An Introduction To Corporate
Fraud, misappropriation, and other fiscal irregularities include, but are not limited to:
1. Falsification or alteration of accounting records.
2. Forgery or alteration of a cheque, bank draft, or any other document.
3. Misappropriation or theft of funds, securities, supplies, or other assets (see B10, Staff Handbook/Code of Business Conduct: "Company Funds and Property").
4. Impropriety in the handling or reporting of money or financial transactions.
5. Suppression or omission of the effects of transactions from records or documents.
6. Recording of transactions without substance.

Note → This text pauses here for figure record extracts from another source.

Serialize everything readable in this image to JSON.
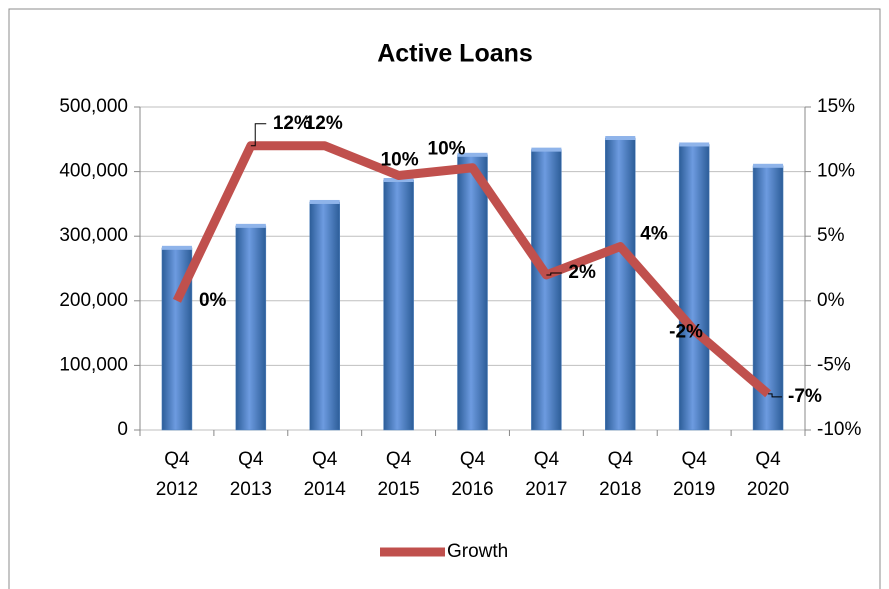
{
  "chart_data": {
    "type": "bar-line",
    "title": "Active Loans",
    "categories": [
      [
        "Q4",
        "2012"
      ],
      [
        "Q4",
        "2013"
      ],
      [
        "Q4",
        "2014"
      ],
      [
        "Q4",
        "2015"
      ],
      [
        "Q4",
        "2016"
      ],
      [
        "Q4",
        "2017"
      ],
      [
        "Q4",
        "2018"
      ],
      [
        "Q4",
        "2019"
      ],
      [
        "Q4",
        "2020"
      ]
    ],
    "series": [
      {
        "type": "bar",
        "color": "#4f81bd",
        "values": [
          282000,
          316000,
          353000,
          387000,
          426000,
          434000,
          452000,
          442000,
          409000
        ]
      },
      {
        "type": "line",
        "name": "Growth",
        "color": "#c0504d",
        "axis": "y2",
        "values": [
          0,
          12,
          12,
          9.7,
          10.3,
          2,
          4.2,
          -2.3,
          -7.2
        ],
        "value_labels": [
          "0%",
          "12%",
          "12%",
          "10%",
          "10%",
          "2%",
          "4%",
          "-2%",
          "-7%"
        ]
      }
    ],
    "ylim": [
      0,
      500000
    ],
    "yticks": [
      0,
      {
        "value": 100000,
        "label": "100,000"
      },
      {
        "value": 200000,
        "label": "200,000"
      },
      {
        "value": 300000,
        "label": "300,000"
      },
      {
        "value": 400000,
        "label": "400,000"
      },
      {
        "value": 500000,
        "label": "500,000"
      }
    ],
    "y2lim": [
      -10,
      15
    ],
    "y2ticks": [
      {
        "value": -10,
        "label": "-10%"
      },
      {
        "value": -5,
        "label": "-5%"
      },
      {
        "value": 0,
        "label": "0%"
      },
      {
        "value": 5,
        "label": "5%"
      },
      {
        "value": 10,
        "label": "10%"
      },
      {
        "value": 15,
        "label": "15%"
      }
    ],
    "grid": true,
    "legend": "bottom"
  }
}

7. Intentional misapplication of accounting policies,
8. Wilful misrepresentations of transactions or of the entity's state of affairs.
9. Profiteering as a result of insider knowledge of securities activities.

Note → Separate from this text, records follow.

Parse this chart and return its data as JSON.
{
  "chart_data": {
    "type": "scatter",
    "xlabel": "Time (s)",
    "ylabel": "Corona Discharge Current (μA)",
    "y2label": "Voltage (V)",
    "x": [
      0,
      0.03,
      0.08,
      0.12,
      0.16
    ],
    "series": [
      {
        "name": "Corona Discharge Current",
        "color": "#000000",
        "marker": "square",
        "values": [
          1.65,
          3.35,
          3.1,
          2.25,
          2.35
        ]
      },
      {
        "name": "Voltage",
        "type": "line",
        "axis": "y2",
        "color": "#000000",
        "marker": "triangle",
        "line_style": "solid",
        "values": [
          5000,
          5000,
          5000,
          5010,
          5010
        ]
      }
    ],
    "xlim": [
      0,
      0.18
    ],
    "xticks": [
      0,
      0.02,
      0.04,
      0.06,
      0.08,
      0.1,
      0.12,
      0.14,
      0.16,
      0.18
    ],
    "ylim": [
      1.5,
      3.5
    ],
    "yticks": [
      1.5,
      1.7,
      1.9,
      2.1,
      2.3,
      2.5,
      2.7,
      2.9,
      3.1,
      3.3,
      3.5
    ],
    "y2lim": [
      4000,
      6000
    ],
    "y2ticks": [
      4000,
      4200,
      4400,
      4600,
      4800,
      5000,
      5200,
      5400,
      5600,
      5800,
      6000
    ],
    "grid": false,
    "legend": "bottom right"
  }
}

10. Disclosing to other persons the securities activities engaged in, or contemplated by, the company (see B13, Staff Handbook/Code of Business Conduct: "Privacy and Confidentiality).
11. Disclosing confidential and proprietary information to outside parties.
12. Accepting or seeking anything of (material) value from vendors or persons providing services/material to the company (exceptions: see B5, Staff Handbook/Code of Business Conduct: "Gifts, Entertainment and Favours". Gifts or entertainment of a value less than £25 given without intent to influence a particular decision(s) will normally be acceptable).
13. Unauthorised destruction or removal of records, furniture, fixtures, or equipment.
14. Any dishonest or fraudulent act or intentional accounting irregularity.